Credit Sesame surveyed a sample of our members, who are parents, to find out just how frequently they talk to their college-age children about money. We then analyzed the parents’ credit scores to determine if those with good credit, fair credit, or poor credit are more or less worried about their kids being in debt from student loans.
Do parents with poor credit scores stress out more often about money?
In our study, we discovered that regardless of credit scores, 9 out of 10 parents talked about money-related topics with their kids. But those with poor scores tended to discuss it more frequently within a one week period — almost twice as much as those with good credit scores did.
Who had the most student loans to tackle?
Those in the poor credit score group faced the most number of student loans (61%), and surprisingly, had the highest number of parents cosign for the loans (50%), as well.
Parents with fair and good credit did not cosign as much for their kids — which may lead us to believe that parents who fall in this credit score range are more wary about taking the cosigning responsibilities for their kids.

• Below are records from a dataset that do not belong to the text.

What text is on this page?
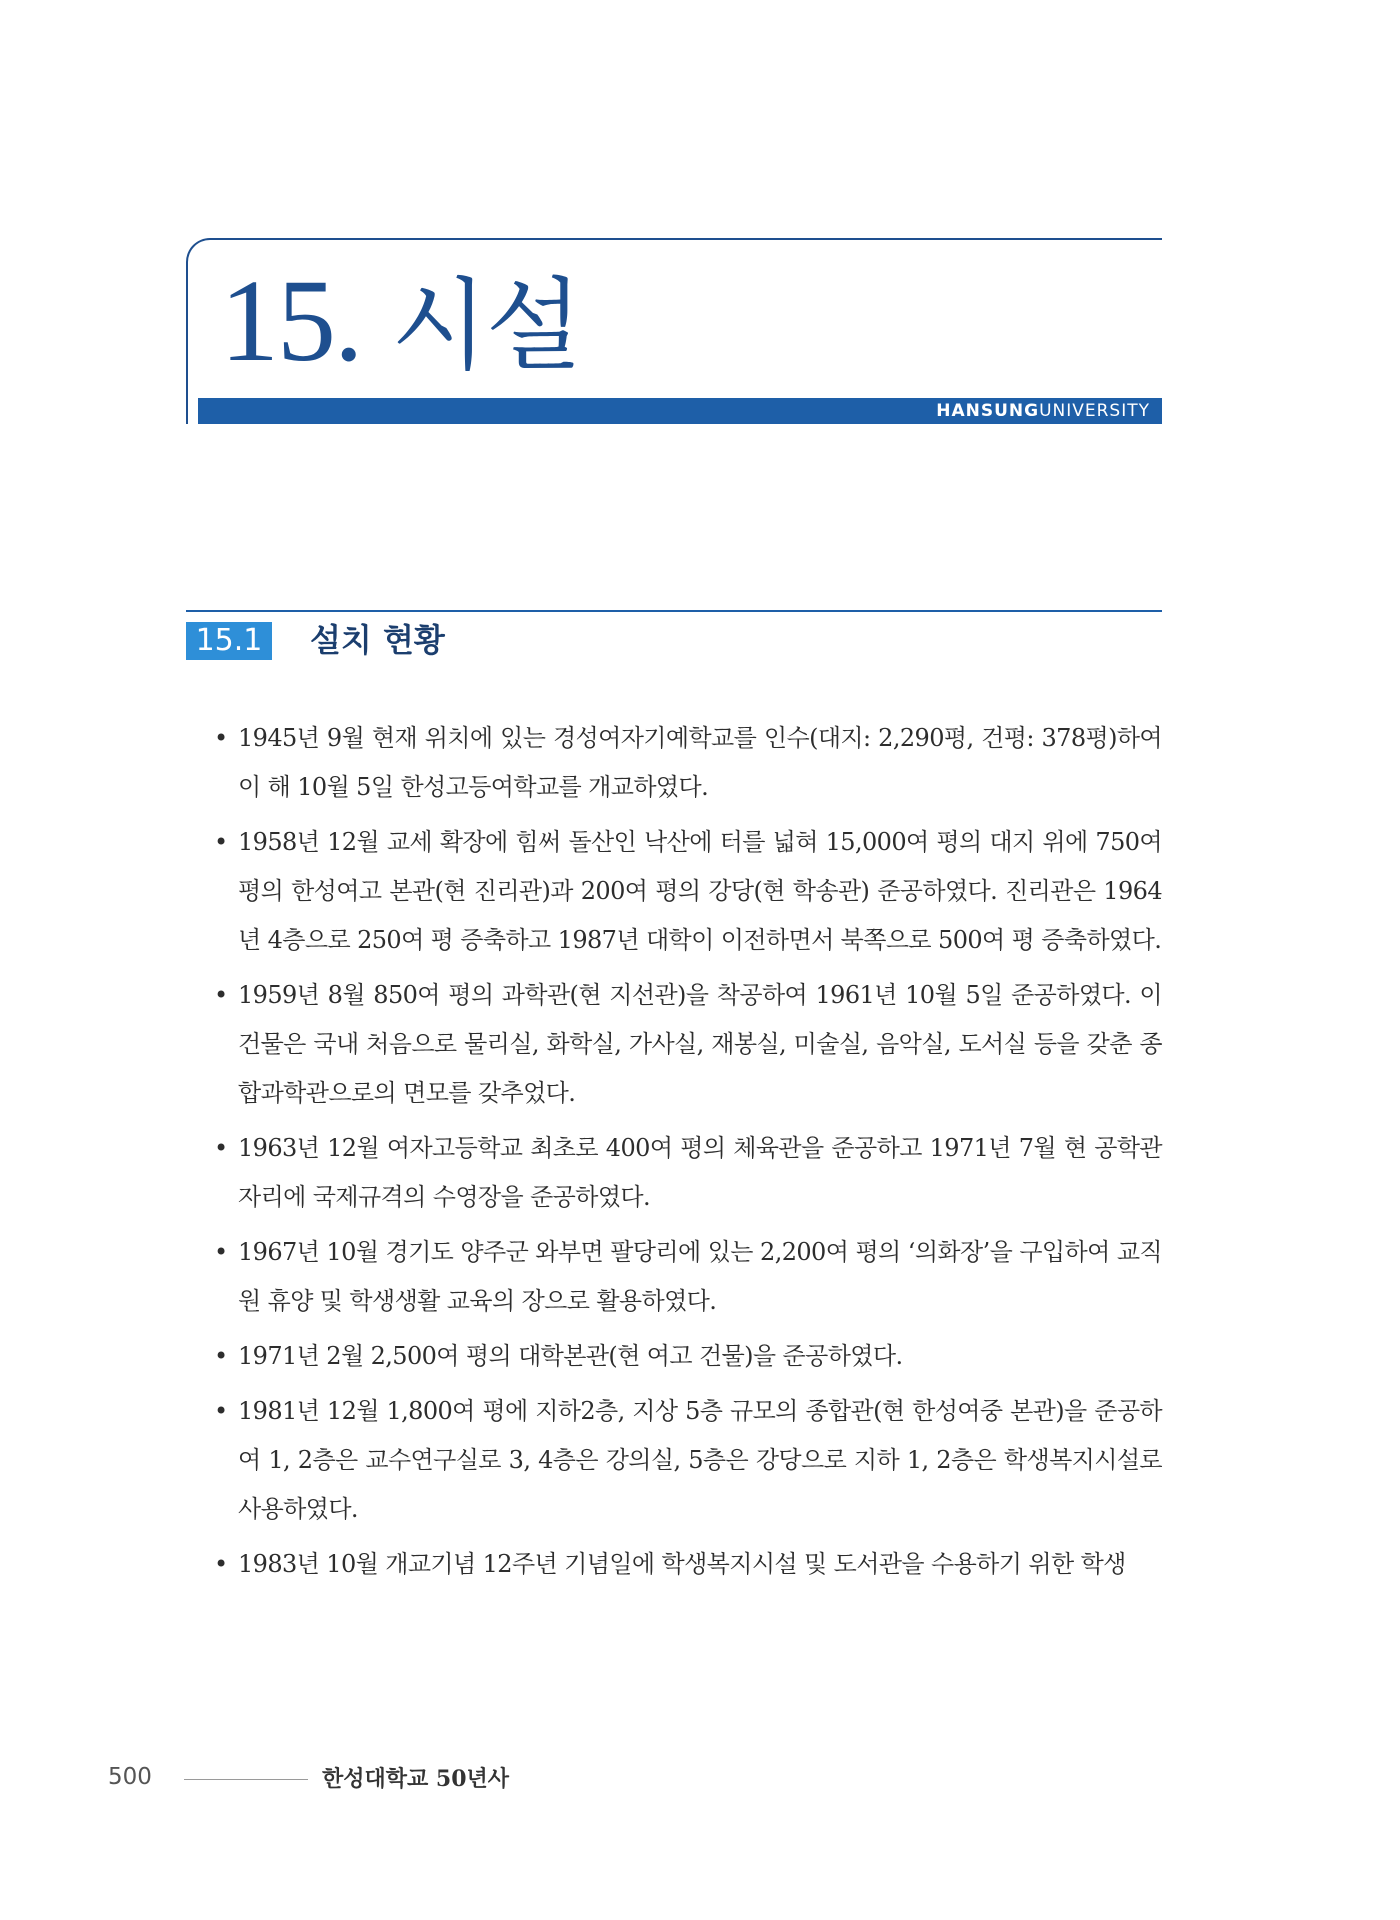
15. 시설
HANSUNGUNIVERSITY
15.1	설치 현황
• 1945년 9월 현재 위치에 있는 경성여자기예학교를 인수(대지: 2,290평, 건평: 378평)하여 이 해 10월 5일 한성고등여학교를 개교하였다.
• 1958년 12월 교세 확장에 힘써 돌산인 낙산에 터를 넓혀 15,000여 평의 대지 위에 750여 평의 한성여고 본관(현 진리관)과 200여 평의 강당(현 학송관) 준공하였다. 진리관은 1964년 4층으로 250여 평 증축하고 1987년 대학이 이전하면서 북쪽으로 500여 평 증축하였다.
• 1959년 8월 850여 평의 과학관(현 지선관)을 착공하여 1961년 10월 5일 준공하였다. 이 건물은 국내 처음으로 물리실, 화학실, 가사실, 재봉실, 미술실, 음악실, 도서실 등을 갖춘 종합과학관으로의 면모를 갖추었다.
• 1963년 12월 여자고등학교 최초로 400여 평의 체육관을 준공하고 1971년 7월 현 공학관 자리에 국제규격의 수영장을 준공하였다.
• 1967년 10월 경기도 양주군 와부면 팔당리에 있는 2,200여 평의 ‘의화장’을 구입하여 교직원 휴양 및 학생생활 교육의 장으로 활용하였다.
• 1971년 2월 2,500여 평의 대학본관(현 여고 건물)을 준공하였다.
• 1981년 12월 1,800여 평에 지하2층, 지상 5층 규모의 종합관(현 한성여중 본관)을 준공하여 1, 2층은 교수연구실로 3, 4층은 강의실, 5층은 강당으로 지하 1, 2층은 학생복지시설로 사용하였다.
• 1983년 10월 개교기념 12주년 기념일에 학생복지시설 및 도서관을 수용하기 위한 학생
500	한성대학교 50년사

Do parents with poor scores have a lot more to worry about?
Parents with good credit scores were the least worried about their kids incurring student loan debt (22%), while those with poor scores were the most worried (35%). Parents with low credit scores may have more to worry about — improving their credit scores, their kids debt, and if they cosigned, they need to be concerned about how their child will manage to pay back the loan, as this will inevitably affect their scores.